The latter claim is regularly made by senior Executives seeking to defend public allegations of wrongdoing. Yet it can mean a range of widely differing things; from we haven’t been shown by evidence that fully satisfies us (whether we have looked for it seriously or not) to have clearly breached any significant criminal law, to the much more meaningful, we have fully operated within the letter and the spirit of the law and have taken all reasonable steps to check that we have so operated. In other words, saying we operate within the law can be a smokescreen or a meaningful statement.

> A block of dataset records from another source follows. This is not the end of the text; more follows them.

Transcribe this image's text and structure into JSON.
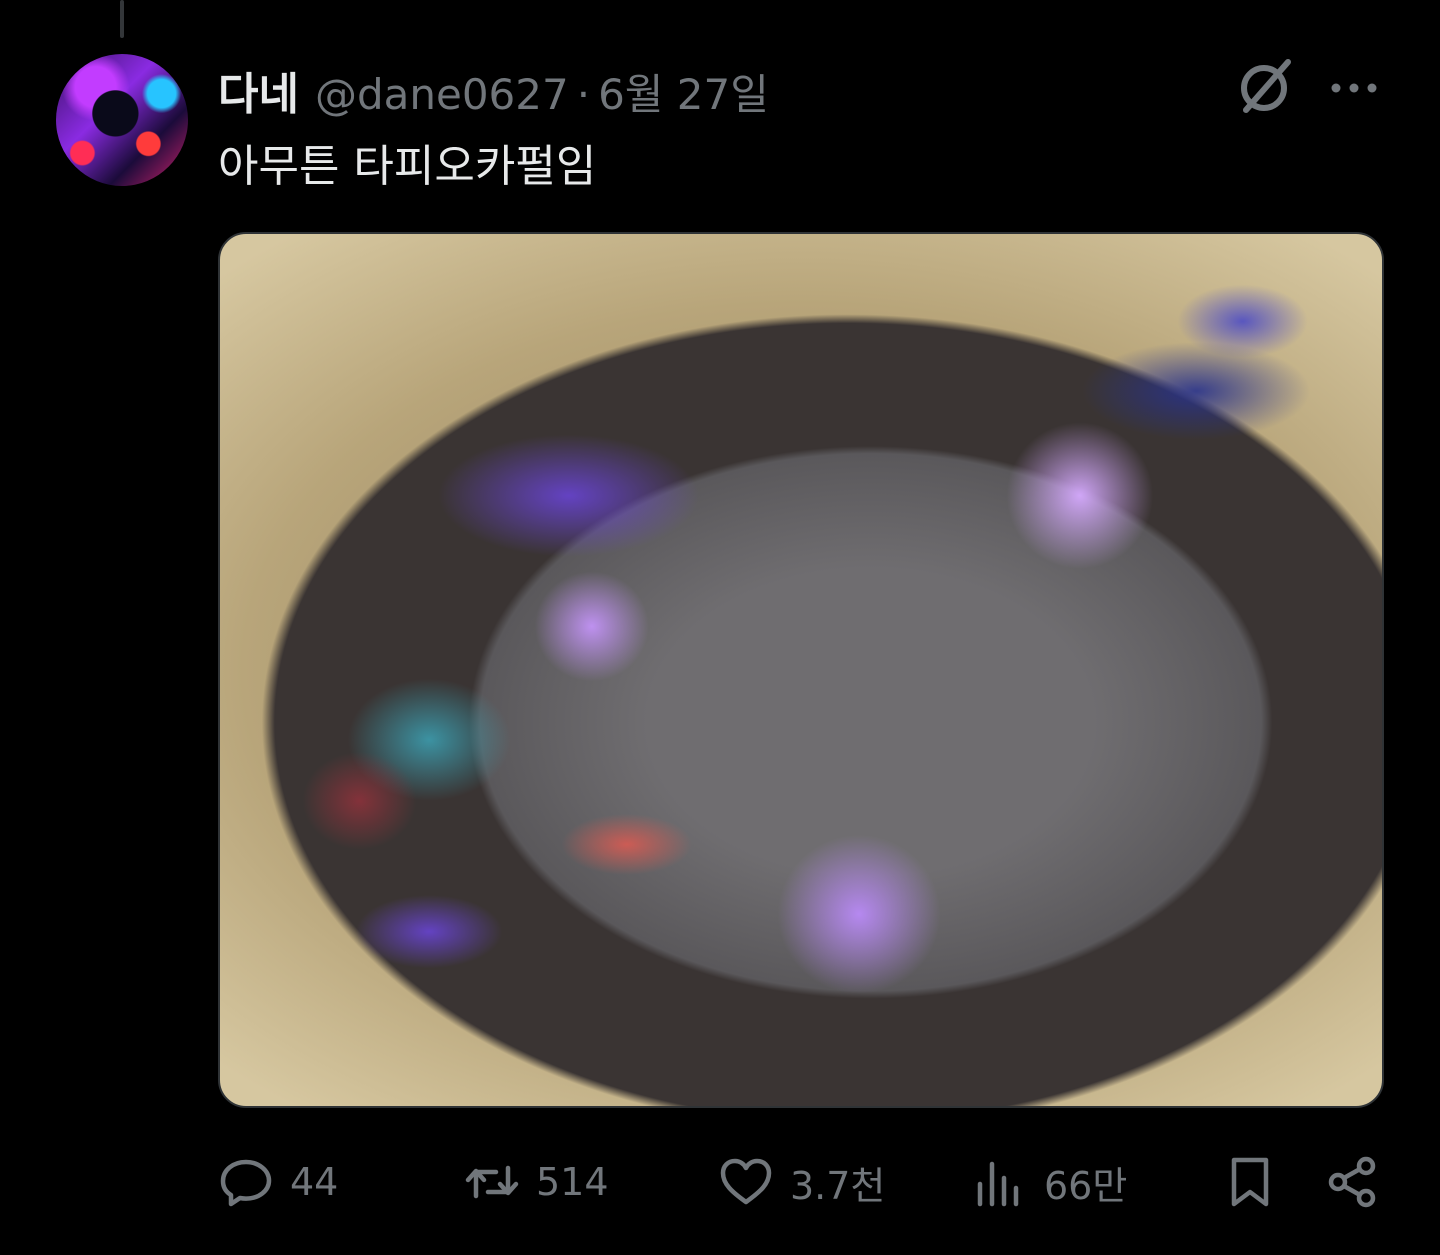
{
  "author": {
    "display_name": "다네",
    "handle": "@dane0627",
    "separator": "·",
    "date": "6월 27일"
  },
  "tweet": {
    "text": "아무튼 타피오카펄임"
  },
  "icons": {
    "grok": "grok-icon",
    "more": "more-icon",
    "reply": "reply-icon",
    "retweet": "retweet-icon",
    "like": "heart-icon",
    "views": "views-icon",
    "bookmark": "bookmark-icon",
    "share": "share-icon"
  },
  "actions": {
    "replies": "44",
    "retweets": "514",
    "likes": "3.7천",
    "views": "66만"
  },
  "colors": {
    "background": "#000000",
    "primary_text": "#e7e9ea",
    "secondary_text": "#71767b"
  }
}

The last of the three bullet points is the least dramatic of the three but it also raises the role of in-house lawyer in advising on and assisting with the making of statements which are, or may be, designed to mislead the Company’s opponents or regulators. As previous posts have shown the same questions can often be asked of private practitioners.

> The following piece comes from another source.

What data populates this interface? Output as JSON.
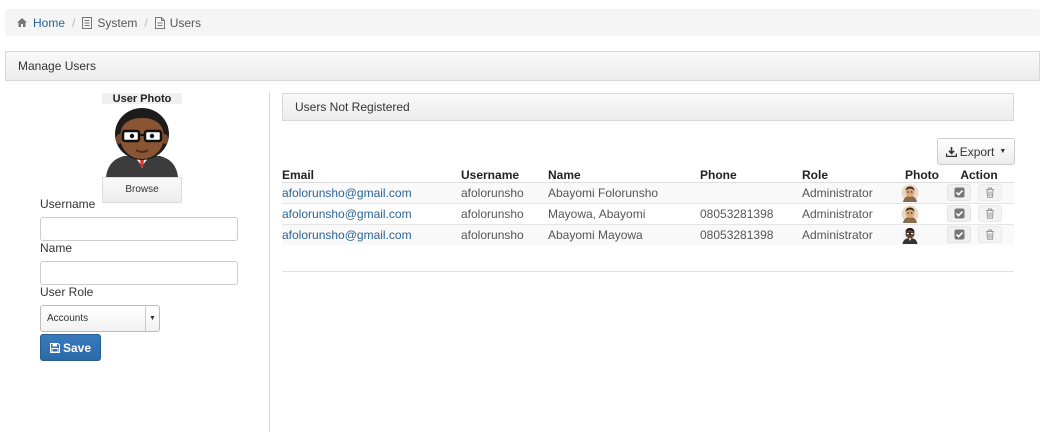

It can often be difficult to judge whether such steps are taken by accident or design. Roy Greenslade, of the Guardian, wrote a piece criticising Mr Vickers in trenchant terms for his handling of an investigation into hacking within the Trinity Mirror group. Some readers will recall that Enron, and the News of the World have also sought to rely on investgations which were criticised as whitewashes. Similar allegations are habitually made where a client instructs internal or external lawyers to investigate alleged wrongdoing – some are well founded others less so. We will have to wait and see if such an allegation proves well-founded here. For now, all eyes must be on Mr Sherbourne. He cannot (or at least should not) make the allegations he has without evidence which can at least begin to reasonably make the case. It should not, in other words, be a mere allegation – he should have something. It would be interesting to see too if he has sufficient evidence to override legal professional privilege within Trinity. However, this interest may be frustrated: settlement will, almost inevitably, frustrate hopes for greater clarity, unless the relevant professional regulator steps in.